Subclass of NamedTuple which stores information about the Minos result. It is returned by :meth:`Minuit.minos` (as part of a dictionary from parameter name -> data object). You can get it also from :meth:`Minuit.merrors`. It has the following attributes:

  • lower: lower error value
  • upper: upper error value
  • is_valid: Validity of minos error value. This means lower_valid and upper_valid
  • lower_valid: Validity of lower error
  • upper_valid: Validity of upper error
  • at_lower_limit: minos calculation hits the lower limit on parameters
  • at_upper_limit: minos calculation hits the upper limit on parameters
  • lower_new_min: found a new minimum while scanning cost function for lower error value
  • upper_new_min: found a new minimum while scanning cost function for upper error value
  • nfn: number of call to FCN in the last minos scan
  • min: the value of the parameter at the minimum

Parameter Data Object

Subclass of NamedTuple which stores the fit parameter state. It is returned by :meth:`Minuit.hesse` and as part of the :meth:`Minuit.migrad` result. You can access the latest parameter state by calling :meth:`Minuit.get_param_states`, and the initial state via :meth:`Minuit.get_initial_param_states`. It has the following attrubutes:

  • number: parameter number
  • name: parameter name
  • value: parameter value
  • error: parameter parabolic error(like those from hesse)
  • is_fixed: is the parameter fixed
  • is_const: is the parameter a constant(We do not support const but you can alway use fixing parameter instead)
  • has_limits: parameter has limits set
  • has_lower_limit: parameter has lower limit set.

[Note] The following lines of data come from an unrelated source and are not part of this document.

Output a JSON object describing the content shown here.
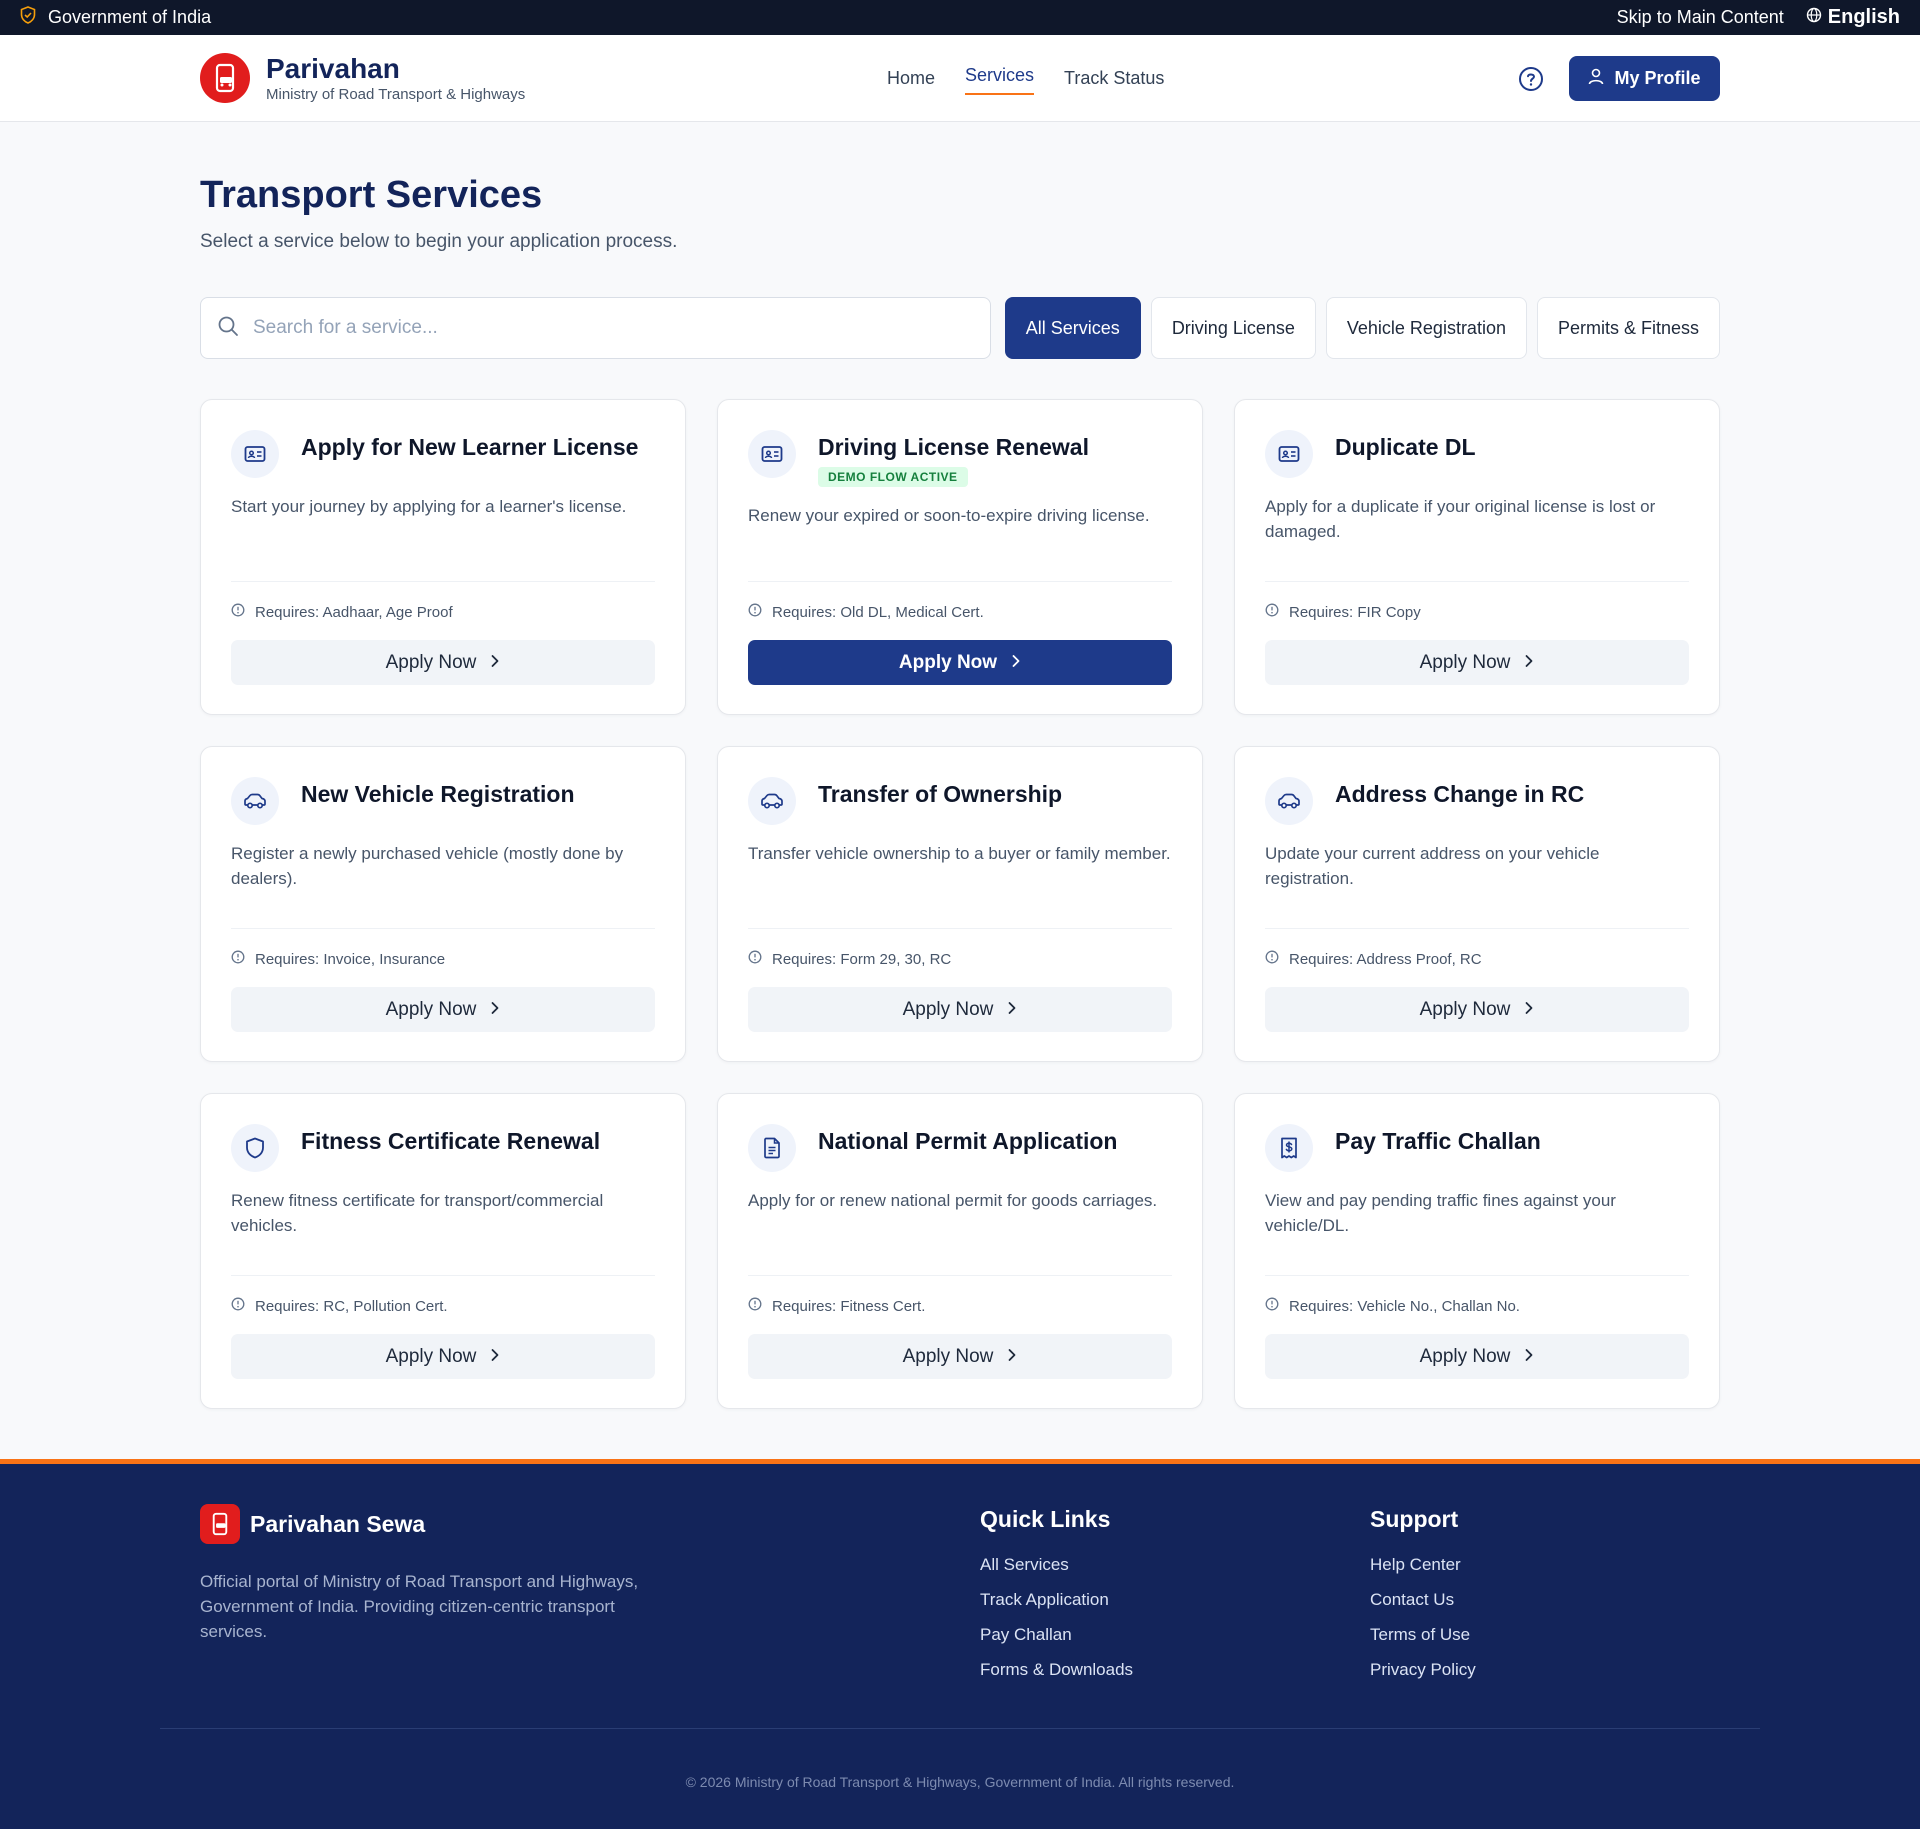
{
  "gov_bar": {
    "label": "Government of India",
    "skip_link": "Skip to Main Content",
    "language": "English"
  },
  "header": {
    "brand_title": "Parivahan",
    "brand_subtitle": "Ministry of Road Transport & Highways",
    "nav": [
      {
        "label": "Home",
        "active": false
      },
      {
        "label": "Services",
        "active": true
      },
      {
        "label": "Track Status",
        "active": false
      }
    ],
    "profile_label": "My Profile"
  },
  "page": {
    "title": "Transport Services",
    "subtitle": "Select a service below to begin your application process."
  },
  "search": {
    "placeholder": "Search for a service...",
    "value": ""
  },
  "filters": [
    {
      "label": "All Services",
      "active": true
    },
    {
      "label": "Driving License",
      "active": false
    },
    {
      "label": "Vehicle Registration",
      "active": false
    },
    {
      "label": "Permits & Fitness",
      "active": false
    }
  ],
  "services": [
    {
      "title": "Apply for New Learner License",
      "description": "Start your journey by applying for a learner's license.",
      "requires": "Requires: Aadhaar, Age Proof",
      "button": "Apply Now",
      "icon": "id-card-icon",
      "badge": "",
      "primary": false
    },
    {
      "title": "Driving License Renewal",
      "description": "Renew your expired or soon-to-expire driving license.",
      "requires": "Requires: Old DL, Medical Cert.",
      "button": "Apply Now",
      "icon": "id-card-icon",
      "badge": "DEMO FLOW ACTIVE",
      "primary": true
    },
    {
      "title": "Duplicate DL",
      "description": "Apply for a duplicate if your original license is lost or damaged.",
      "requires": "Requires: FIR Copy",
      "button": "Apply Now",
      "icon": "id-card-icon",
      "badge": "",
      "primary": false
    },
    {
      "title": "New Vehicle Registration",
      "description": "Register a newly purchased vehicle (mostly done by dealers).",
      "requires": "Requires: Invoice, Insurance",
      "button": "Apply Now",
      "icon": "car-icon",
      "badge": "",
      "primary": false
    },
    {
      "title": "Transfer of Ownership",
      "description": "Transfer vehicle ownership to a buyer or family member.",
      "requires": "Requires: Form 29, 30, RC",
      "button": "Apply Now",
      "icon": "car-icon",
      "badge": "",
      "primary": false
    },
    {
      "title": "Address Change in RC",
      "description": "Update your current address on your vehicle registration.",
      "requires": "Requires: Address Proof, RC",
      "button": "Apply Now",
      "icon": "car-icon",
      "badge": "",
      "primary": false
    },
    {
      "title": "Fitness Certificate Renewal",
      "description": "Renew fitness certificate for transport/commercial vehicles.",
      "requires": "Requires: RC, Pollution Cert.",
      "button": "Apply Now",
      "icon": "shield-icon",
      "badge": "",
      "primary": false
    },
    {
      "title": "National Permit Application",
      "description": "Apply for or renew national permit for goods carriages.",
      "requires": "Requires: Fitness Cert.",
      "button": "Apply Now",
      "icon": "document-icon",
      "badge": "",
      "primary": false
    },
    {
      "title": "Pay Traffic Challan",
      "description": "View and pay pending traffic fines against your vehicle/DL.",
      "requires": "Requires: Vehicle No., Challan No.",
      "button": "Apply Now",
      "icon": "receipt-dollar-icon",
      "badge": "",
      "primary": false
    }
  ],
  "footer": {
    "brand": "Parivahan Sewa",
    "description": "Official portal of Ministry of Road Transport and Highways, Government of India. Providing citizen-centric transport services.",
    "quick_links_title": "Quick Links",
    "quick_links": [
      "All Services",
      "Track Application",
      "Pay Challan",
      "Forms & Downloads"
    ],
    "support_title": "Support",
    "support_links": [
      "Help Center",
      "Contact Us",
      "Terms of Use",
      "Privacy Policy"
    ],
    "copyright": "© 2026 Ministry of Road Transport & Highways, Government of India. All rights reserved."
  },
  "colors": {
    "primary": "#1e3a8a",
    "accent": "#f97316",
    "brand_red": "#e11d1d",
    "footer_bg": "#13245a",
    "badge_bg": "#dcfce7",
    "badge_text": "#15803d"
  }
}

We do not support one sided limit though.
  • has_upper_limit: parameter has upper limit set.
  • lower_limit: value of lower limit for this parameter
  • upper_limit: value of upper limit for this parameter

Function Signature Extraction Ordering

  1. Using f.func_code.co_varnames, f.func_code.co_argcount All functions that are defined like:

    def f(x, y):
        return (x - 2) ** 2 + (y - 3) ** 2
    

    or:

    f = lambda x, y: (x - 2) ** 2 + (y - 3) ** 2
    

    Have these two attributes.

  2. Using f.__call__.func_code.co_varnames, f.__call__.co_argcount. Minuit knows how to skip the self parameter. This allow you to do things like encapsulate your data with in a fitting algorithm:

    class MyLeastSquares:
        def __init__(self, data_x, data_y, data_yerr):
            self.x = data_x
            self.y = data_y
            self.ye = data_yerr
    
        def __call__(self, a, b):
            result = 0.0
            for x, y, ye in zip(self.x, self.y, self.ye):
                y_predicted = a * x + b
                residual = (y - y_predicted) / ye
                result += residual ** 2
            return result
    
  3. If all fails, Minuit will try to read the function signature from the docstring to get function signature.

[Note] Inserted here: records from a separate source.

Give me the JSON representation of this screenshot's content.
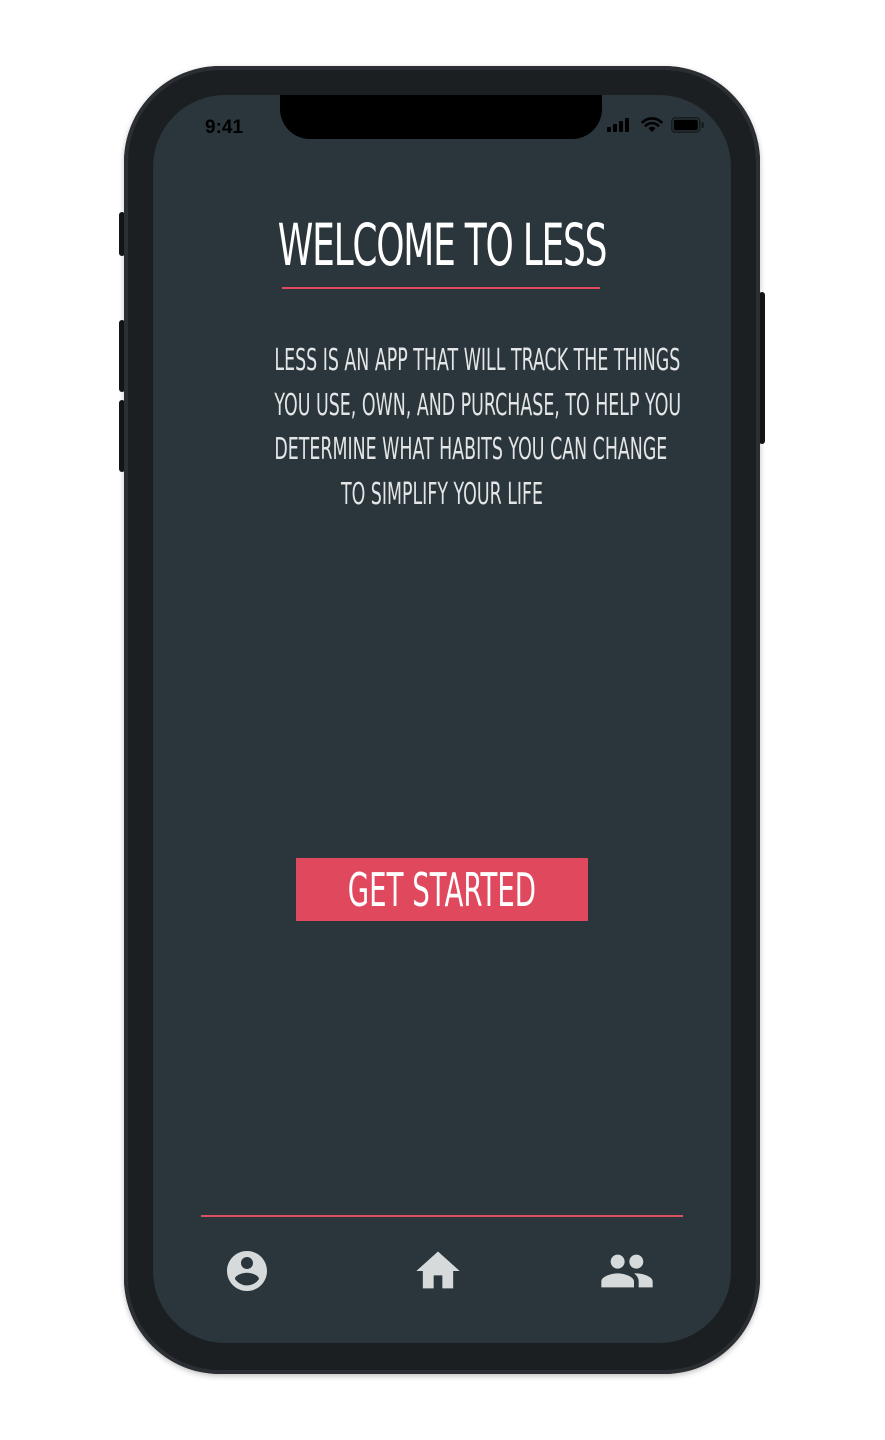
{
  "status_bar": {
    "time": "9:41",
    "icons": [
      "cellular-signal-icon",
      "wifi-icon",
      "battery-icon"
    ]
  },
  "welcome": {
    "title": "WELCOME TO LESS",
    "description_lines": [
      "LESS IS AN APP THAT WILL TRACK THE THINGS",
      "YOU USE, OWN, AND PURCHASE, TO HELP YOU",
      "DETERMINE WHAT HABITS YOU CAN CHANGE",
      "TO SIMPLIFY YOUR LIFE"
    ]
  },
  "cta": {
    "label": "GET STARTED"
  },
  "tab_bar": {
    "items": [
      {
        "icon": "account-circle-icon"
      },
      {
        "icon": "home-icon"
      },
      {
        "icon": "people-icon"
      }
    ]
  },
  "colors": {
    "screen_background": "#2a363b",
    "accent": "#e0485d",
    "text": "#ffffff",
    "icon": "#d7dadb"
  }
}
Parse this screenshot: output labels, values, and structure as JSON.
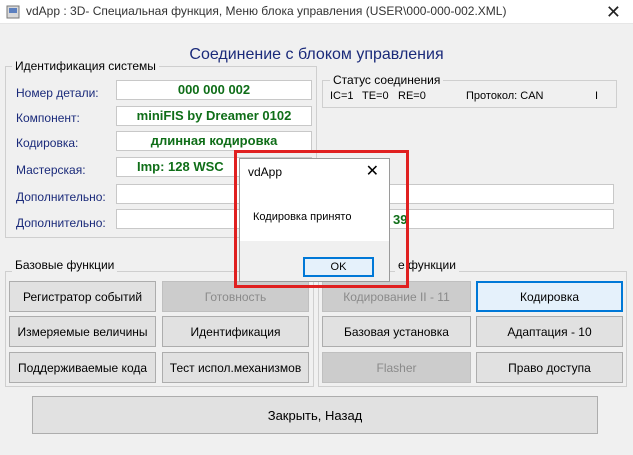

This order is very similar to PyMinuit signature detection. Actually, it is a superset of PyMinuit signature detection. The difference is that it allows you to fake function signature by having a func_code attribute in the object. This allows you to make a generic functor of your custom cost function. This is explained in the Advanced Tutorial in the docs.

Note

If you are unsure what iminuit will parse your function signature, you can use :func:`describe` to check which argument names are detected.